In the current work, we propose a new configuration which, in principle, allows for a low resonant frequency in all six degrees of freedom of the suspension system and which can have a much better seismic isolation than a single translational degree of freedom alone.
It is similar to the one proposed by Varvella et al. (cf. Ref. [4] in the Review page), the magnetic scheme considered here is part of the multistage suspension system, instead of attaching magnetic directly to the test mass or levitating the test mass itself as proposed and demonstrated by Drever et al. (cf. Ref. [1] and Ref. [2] in the Review page).
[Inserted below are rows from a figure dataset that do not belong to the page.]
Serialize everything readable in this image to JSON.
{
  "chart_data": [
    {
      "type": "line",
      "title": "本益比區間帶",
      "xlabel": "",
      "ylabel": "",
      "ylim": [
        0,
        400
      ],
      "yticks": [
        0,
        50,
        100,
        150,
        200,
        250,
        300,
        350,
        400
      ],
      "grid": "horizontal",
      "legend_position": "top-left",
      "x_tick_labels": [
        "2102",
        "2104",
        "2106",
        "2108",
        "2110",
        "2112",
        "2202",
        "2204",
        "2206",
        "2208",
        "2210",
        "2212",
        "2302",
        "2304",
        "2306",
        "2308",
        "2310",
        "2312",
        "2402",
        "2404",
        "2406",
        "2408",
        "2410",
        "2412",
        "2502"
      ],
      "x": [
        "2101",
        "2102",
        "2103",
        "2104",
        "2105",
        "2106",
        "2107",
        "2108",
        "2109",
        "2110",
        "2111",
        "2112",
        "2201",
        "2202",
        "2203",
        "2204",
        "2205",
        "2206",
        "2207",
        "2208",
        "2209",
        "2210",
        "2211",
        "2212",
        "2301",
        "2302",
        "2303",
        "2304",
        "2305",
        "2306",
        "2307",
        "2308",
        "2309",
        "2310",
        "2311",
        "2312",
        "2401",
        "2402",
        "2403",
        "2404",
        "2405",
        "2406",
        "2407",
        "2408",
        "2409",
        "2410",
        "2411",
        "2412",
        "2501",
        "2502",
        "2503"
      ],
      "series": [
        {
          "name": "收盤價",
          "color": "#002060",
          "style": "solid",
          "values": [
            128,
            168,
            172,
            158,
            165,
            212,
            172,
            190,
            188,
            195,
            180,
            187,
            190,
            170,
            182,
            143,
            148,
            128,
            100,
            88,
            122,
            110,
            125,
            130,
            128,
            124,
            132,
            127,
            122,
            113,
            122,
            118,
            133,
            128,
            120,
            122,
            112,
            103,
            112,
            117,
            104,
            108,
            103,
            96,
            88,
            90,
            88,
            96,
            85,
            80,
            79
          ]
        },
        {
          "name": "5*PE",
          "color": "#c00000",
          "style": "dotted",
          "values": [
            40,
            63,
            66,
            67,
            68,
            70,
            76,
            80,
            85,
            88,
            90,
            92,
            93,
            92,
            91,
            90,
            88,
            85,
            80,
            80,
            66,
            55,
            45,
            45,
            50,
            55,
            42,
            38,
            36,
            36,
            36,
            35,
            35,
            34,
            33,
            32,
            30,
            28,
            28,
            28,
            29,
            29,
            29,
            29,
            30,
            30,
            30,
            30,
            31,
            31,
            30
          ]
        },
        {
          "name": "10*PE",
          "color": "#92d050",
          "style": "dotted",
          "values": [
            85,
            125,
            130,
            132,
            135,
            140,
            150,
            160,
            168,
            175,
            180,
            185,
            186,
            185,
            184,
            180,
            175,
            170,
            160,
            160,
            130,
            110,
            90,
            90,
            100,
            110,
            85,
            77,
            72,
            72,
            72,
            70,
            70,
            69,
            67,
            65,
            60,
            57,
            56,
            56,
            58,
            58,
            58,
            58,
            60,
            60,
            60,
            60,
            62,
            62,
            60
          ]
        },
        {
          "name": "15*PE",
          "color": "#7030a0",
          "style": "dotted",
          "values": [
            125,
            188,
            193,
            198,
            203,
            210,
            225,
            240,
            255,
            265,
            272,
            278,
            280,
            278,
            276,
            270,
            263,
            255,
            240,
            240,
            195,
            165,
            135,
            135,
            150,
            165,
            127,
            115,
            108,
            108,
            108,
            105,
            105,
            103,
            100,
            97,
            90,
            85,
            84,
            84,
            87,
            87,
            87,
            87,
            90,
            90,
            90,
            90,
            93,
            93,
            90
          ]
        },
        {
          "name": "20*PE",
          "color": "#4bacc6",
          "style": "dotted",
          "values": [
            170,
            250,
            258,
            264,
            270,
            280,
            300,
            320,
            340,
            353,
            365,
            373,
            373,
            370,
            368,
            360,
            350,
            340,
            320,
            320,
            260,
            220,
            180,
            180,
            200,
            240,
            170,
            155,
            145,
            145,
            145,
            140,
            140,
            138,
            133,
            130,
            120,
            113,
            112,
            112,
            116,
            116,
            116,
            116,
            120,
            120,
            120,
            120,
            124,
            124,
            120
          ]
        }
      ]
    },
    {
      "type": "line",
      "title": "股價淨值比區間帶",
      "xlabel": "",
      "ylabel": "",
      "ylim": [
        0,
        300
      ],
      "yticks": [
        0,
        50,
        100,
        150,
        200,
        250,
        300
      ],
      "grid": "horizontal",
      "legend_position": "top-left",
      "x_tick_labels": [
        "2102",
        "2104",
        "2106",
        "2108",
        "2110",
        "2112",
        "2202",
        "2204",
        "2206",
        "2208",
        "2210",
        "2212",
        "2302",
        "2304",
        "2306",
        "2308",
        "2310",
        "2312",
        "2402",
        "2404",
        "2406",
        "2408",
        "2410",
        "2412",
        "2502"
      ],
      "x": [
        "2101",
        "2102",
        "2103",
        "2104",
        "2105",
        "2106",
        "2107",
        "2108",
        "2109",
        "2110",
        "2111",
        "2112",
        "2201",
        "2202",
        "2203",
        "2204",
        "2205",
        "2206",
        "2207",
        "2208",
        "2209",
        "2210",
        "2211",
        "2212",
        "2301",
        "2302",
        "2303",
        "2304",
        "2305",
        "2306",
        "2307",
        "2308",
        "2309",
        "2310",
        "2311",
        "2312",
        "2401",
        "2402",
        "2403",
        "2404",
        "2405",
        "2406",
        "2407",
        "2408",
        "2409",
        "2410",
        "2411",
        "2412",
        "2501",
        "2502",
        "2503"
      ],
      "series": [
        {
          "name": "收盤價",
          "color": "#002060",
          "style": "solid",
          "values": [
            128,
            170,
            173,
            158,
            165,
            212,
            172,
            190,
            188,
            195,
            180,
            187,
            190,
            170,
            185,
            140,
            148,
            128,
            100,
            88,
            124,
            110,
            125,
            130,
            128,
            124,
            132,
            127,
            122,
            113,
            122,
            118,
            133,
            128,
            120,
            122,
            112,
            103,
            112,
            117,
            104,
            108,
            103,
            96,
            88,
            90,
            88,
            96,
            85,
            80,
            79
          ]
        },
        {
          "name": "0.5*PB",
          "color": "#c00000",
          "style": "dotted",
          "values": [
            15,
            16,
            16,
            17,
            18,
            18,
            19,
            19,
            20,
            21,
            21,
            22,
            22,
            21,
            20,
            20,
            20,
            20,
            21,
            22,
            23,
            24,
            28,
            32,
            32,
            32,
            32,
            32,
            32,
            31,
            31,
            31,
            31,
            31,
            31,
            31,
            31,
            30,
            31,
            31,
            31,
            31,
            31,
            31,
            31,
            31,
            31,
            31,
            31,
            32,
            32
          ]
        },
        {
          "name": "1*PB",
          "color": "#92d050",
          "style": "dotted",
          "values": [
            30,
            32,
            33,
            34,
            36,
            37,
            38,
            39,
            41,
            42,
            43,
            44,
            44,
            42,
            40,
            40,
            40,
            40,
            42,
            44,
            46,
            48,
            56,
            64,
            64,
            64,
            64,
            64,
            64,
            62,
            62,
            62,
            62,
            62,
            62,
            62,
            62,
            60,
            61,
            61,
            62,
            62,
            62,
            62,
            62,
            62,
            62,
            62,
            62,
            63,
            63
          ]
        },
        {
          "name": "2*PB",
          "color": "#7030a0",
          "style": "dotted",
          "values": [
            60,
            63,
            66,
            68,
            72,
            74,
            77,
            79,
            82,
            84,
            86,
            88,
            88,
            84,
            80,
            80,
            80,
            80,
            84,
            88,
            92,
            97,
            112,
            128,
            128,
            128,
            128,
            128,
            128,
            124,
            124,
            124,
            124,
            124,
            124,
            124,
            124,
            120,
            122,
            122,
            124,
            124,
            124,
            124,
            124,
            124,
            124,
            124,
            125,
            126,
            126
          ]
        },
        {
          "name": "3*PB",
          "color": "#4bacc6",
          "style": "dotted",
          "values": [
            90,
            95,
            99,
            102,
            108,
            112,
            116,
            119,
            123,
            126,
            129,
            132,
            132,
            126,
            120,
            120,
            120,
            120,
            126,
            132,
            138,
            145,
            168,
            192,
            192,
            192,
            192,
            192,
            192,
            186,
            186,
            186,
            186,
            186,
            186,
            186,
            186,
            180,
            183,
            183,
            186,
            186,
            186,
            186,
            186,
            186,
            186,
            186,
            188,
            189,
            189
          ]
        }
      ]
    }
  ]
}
The schematic plot the proposed scheme is shown in figure below:
In this figure, there are three layers of magnets like a sandwich :-). The top and the bottom magnets are fixed with respect to the platform, and the suspended magnets sit in the middle. Each circle represents a cylindrical magnet with plus and minus denoting the magnetic poles. There are a total of sixteen magnets in the suspended plate. Correspondingly, there are sixteen top and the sixteen bottom magnets, each aligned with the corresponding suspended magnet in the z-axis. They will have the correct poles to create the required levitating force to balance the gravitational force.
There are additional control coils on the fixed magnets in order to create a stable suspension. In the ideal, case when the magnets are perfectly balanced, there is an equipotential plane between the fixed and suspended magnets. If the suspended magnets sit right in the middle, the resonant frequency of motion in the horizontal plane will be close to zero. Due to the intrinsic symmetry, such a scheme can, in principle, achieve a very low intrinsic resonant frequency in other degrees of freedom.
At the same time, it is not susceptible to fluctuations of the ambient magnetic fields because in the far field, it only has high-order moments. In addition, there is no coupling between the tilt and translation motions if the position of the suspended magnet can be well controlled. It offers us the opportunity to incorporate sophisticated control protocols into this scheme with modern control techniques.